One has to think that Fire Capt. Michael Goodwin was looking down from above on the scene in front of his family’s home in Parkwood and smiling.
There they were, his widow and grown son and daughter, standing strong together, with American flags in front of them and a phalanx of firefighters behind. Their faces are drawn in grief over the profound loss they feel, but they are together. A family.
Goodwin on Saturday became the 289th Philadelphia firefighter to die in the line of duty since the department began keeping records in 1871. As he stood atop a burning building in Queen Village, the roof collapsed beneath him. There’s no doubt he died a hero.
His son, Mike Jr., told the press and neighbors gathered outside the family’s home on Monday that his father would help anybody he could. “It didn’t matter who you were. He would run into that building and pull you out.”
Mike Jr. said what we all know. Firefighters here and elsewhere deserve our respect because they run into burning buildings when everyone else is running out.
His pastor, the Rev.

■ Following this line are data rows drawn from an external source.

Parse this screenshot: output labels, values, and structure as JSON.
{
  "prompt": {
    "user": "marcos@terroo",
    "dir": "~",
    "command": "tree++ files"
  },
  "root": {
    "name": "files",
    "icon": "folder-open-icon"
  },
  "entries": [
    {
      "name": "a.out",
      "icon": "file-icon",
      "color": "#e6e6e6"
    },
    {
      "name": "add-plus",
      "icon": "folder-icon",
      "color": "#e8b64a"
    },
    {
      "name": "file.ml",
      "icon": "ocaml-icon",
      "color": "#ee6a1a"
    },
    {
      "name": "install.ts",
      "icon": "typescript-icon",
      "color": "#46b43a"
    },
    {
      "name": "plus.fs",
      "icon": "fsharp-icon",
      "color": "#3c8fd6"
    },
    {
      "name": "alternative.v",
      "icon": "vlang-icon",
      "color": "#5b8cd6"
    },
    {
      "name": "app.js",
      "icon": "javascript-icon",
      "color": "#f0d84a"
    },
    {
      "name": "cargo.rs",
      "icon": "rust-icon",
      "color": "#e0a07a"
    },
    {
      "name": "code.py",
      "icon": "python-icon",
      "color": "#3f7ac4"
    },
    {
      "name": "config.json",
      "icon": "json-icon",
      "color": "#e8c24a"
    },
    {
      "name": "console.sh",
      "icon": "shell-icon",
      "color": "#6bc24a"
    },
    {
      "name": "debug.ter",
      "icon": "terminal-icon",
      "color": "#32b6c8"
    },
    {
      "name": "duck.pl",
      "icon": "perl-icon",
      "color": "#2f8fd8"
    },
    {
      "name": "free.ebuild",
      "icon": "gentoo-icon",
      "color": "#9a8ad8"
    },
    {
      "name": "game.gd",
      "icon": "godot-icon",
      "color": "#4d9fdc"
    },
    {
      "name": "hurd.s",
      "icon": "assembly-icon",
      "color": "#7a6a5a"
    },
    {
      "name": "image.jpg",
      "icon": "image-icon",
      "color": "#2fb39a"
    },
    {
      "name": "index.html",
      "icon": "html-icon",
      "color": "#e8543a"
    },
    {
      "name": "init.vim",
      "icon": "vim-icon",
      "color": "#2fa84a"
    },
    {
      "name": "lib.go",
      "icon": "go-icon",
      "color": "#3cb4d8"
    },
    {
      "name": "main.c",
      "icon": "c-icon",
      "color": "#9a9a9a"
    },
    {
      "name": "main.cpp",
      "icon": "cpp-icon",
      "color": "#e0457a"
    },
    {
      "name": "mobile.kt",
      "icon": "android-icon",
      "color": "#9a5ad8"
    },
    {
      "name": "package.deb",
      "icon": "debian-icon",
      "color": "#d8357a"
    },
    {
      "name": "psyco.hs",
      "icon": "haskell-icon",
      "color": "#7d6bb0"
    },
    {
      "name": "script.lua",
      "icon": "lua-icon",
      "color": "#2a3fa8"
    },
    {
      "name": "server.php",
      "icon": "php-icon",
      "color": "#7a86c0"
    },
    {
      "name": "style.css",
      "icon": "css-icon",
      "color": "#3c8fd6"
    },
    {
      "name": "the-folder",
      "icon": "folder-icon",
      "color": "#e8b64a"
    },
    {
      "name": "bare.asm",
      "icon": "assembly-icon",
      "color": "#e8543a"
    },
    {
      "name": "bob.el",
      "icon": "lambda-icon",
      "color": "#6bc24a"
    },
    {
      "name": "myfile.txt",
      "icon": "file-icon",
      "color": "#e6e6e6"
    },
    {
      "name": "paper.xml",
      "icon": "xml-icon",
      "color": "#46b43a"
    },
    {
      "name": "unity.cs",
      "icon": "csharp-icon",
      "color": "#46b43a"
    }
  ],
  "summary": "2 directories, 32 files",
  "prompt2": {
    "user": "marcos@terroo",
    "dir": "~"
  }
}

Marjorie Neal, once asked him why he, a veteran fire captain, would put himself in dangerous situations. She said Goodwin told her, “ ‘I refuse to send my men into places I wouldn’t go myself.’ ”
Goodwin was in charge of a company of men at the fire scene in Queen Village. There’s no doubt he died a leader.
For some time to come, the Goodwin family will receive a tremendous amount of support from the captain’s fellow firefighters. When something in the house needs to be fixed, they will be there. When the holidays roll around, they will be there.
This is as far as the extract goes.